The hit film has been criticized by some religious groups for a range of reasons, with the latest critics being a group of elementary school students from Bandung, who on Wednesday set fire to pirated DVD copies of the film — something the filmmakers would no doubt be thankful for.

Rifki, one of the students, said the end of the world could not be determined by man because it was God’s secret. “Nobody knows about the end of days, not even prophets or angels,” Rifki told okezone.com.

Nasaruddin Umar, the ministry’s director general for mass guidance on Islam, said the film was only a work of imagination, “and imagination can be said to be in the human domain.”

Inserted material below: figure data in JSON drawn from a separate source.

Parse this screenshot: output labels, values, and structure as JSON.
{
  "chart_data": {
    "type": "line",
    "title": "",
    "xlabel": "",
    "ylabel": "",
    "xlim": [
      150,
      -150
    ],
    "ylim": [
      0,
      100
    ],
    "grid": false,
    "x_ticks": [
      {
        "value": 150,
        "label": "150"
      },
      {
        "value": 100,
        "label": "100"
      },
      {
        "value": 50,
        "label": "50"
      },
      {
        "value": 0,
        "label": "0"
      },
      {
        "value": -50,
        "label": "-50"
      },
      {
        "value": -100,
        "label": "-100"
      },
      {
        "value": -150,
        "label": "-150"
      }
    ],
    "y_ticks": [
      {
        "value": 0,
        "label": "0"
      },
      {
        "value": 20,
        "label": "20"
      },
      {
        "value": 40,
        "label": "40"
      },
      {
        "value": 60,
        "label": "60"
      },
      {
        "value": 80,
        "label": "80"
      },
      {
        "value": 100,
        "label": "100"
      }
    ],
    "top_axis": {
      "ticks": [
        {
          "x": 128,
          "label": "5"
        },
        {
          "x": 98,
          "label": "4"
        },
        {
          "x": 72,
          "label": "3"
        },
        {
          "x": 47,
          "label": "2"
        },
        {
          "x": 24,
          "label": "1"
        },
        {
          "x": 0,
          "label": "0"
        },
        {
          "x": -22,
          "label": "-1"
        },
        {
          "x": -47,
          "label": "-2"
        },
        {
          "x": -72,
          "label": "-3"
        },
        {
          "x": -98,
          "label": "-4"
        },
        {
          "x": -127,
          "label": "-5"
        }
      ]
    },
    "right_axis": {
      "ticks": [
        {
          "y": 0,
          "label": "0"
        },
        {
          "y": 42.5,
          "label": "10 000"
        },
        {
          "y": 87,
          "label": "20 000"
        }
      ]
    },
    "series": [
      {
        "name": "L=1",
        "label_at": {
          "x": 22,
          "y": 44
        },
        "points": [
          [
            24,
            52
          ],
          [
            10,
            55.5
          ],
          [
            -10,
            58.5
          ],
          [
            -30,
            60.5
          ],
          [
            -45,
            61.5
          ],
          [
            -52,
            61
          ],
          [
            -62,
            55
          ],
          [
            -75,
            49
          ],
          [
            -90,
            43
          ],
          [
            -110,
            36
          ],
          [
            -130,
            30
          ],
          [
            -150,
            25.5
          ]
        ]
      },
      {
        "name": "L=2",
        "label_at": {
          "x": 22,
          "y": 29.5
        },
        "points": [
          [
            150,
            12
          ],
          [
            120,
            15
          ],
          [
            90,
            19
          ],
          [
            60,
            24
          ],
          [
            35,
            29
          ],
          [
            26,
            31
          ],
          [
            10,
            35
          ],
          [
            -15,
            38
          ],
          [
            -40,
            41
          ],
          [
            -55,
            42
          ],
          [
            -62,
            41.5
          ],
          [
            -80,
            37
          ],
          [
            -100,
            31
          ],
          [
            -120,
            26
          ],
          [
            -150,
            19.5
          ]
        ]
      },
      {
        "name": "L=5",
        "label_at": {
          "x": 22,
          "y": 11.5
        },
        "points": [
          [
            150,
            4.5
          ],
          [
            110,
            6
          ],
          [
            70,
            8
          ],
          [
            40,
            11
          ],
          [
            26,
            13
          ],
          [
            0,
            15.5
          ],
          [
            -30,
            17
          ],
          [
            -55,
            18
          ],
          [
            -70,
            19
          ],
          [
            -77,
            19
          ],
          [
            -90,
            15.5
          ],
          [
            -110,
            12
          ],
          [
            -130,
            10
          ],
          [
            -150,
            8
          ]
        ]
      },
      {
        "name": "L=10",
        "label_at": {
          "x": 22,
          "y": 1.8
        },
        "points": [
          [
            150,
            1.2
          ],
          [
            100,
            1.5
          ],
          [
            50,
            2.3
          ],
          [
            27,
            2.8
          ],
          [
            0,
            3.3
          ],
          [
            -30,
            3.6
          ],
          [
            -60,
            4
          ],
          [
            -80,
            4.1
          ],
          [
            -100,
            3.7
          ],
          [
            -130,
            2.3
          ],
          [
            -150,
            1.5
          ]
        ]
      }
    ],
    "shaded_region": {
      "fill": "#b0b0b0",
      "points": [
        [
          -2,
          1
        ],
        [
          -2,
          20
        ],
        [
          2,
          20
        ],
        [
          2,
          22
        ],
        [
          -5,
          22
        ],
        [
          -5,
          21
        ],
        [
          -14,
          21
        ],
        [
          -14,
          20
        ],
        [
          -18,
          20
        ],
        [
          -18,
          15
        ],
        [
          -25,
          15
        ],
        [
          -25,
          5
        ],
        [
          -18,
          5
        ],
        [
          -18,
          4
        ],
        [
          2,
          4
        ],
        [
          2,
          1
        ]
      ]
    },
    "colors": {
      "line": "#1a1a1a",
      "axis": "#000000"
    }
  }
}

He said that it could be beneficial for people to focus on the fact the world would one day come to an end and so “become more
religious.”

However, he added that a potential negative of the film was that it could lead people to change their religion.

The Indonesian Council of Ulema (MUI) branch in Malang, East Java, was the first to condemn the film, issuing a fatwa because it considered the movie “improper and misleading.”

The MUI’s Surakarta branch then called for a ban on the film, currently playing to full houses around the country, because in one scene people are seen taking refuge in the Vatican as the apocalypse unfolds. In the movie, however, the Vatican is destroyed.

On Wednesday, MUI chairman Amidhan said the Indonesian Film Censorship Board should edit parts of “2012” or it would submit a recommendation to the government to withdraw the movie from cinemas.

Amidhan objected to one scene in the movie that showed a collapsed mosque, saying there were no images of destroyed churches.
“[The film] shouldn’t be prejudiced against certain religions, for instance, images showing the destruction of mosque-like structures, or the Kaaba,” Amidhan said. “There were mosques [destroyed] but no churches,” Amidhan said.

“Yes, I have seen the movie,” he added.

Nasaruddin acknowledged the film might raise sensitive issues. “However, the doomsday [subject] of this film is not new. We have seen ‘Armageddon’ and other [similar] movies. We didn’t react like this before.”

Hasyim Muzadi, chairman of Nahdlatul Ulama, Indonesia’s largest Muslim organization, said there was no need to make a fuss over the movie.

“Let’s just leave it to what [our] religion says, that there is no way anyone can predict when doomsday will happen,” Hasyim said.

“I think we first need to see what the film is all about and if it is just depicting doomsday in 2012 or is it determining that doomsday will happen in 2012,” Hasyim said. He added that he had no objections if the film was just a depiction of what a doomsday scenario might look like.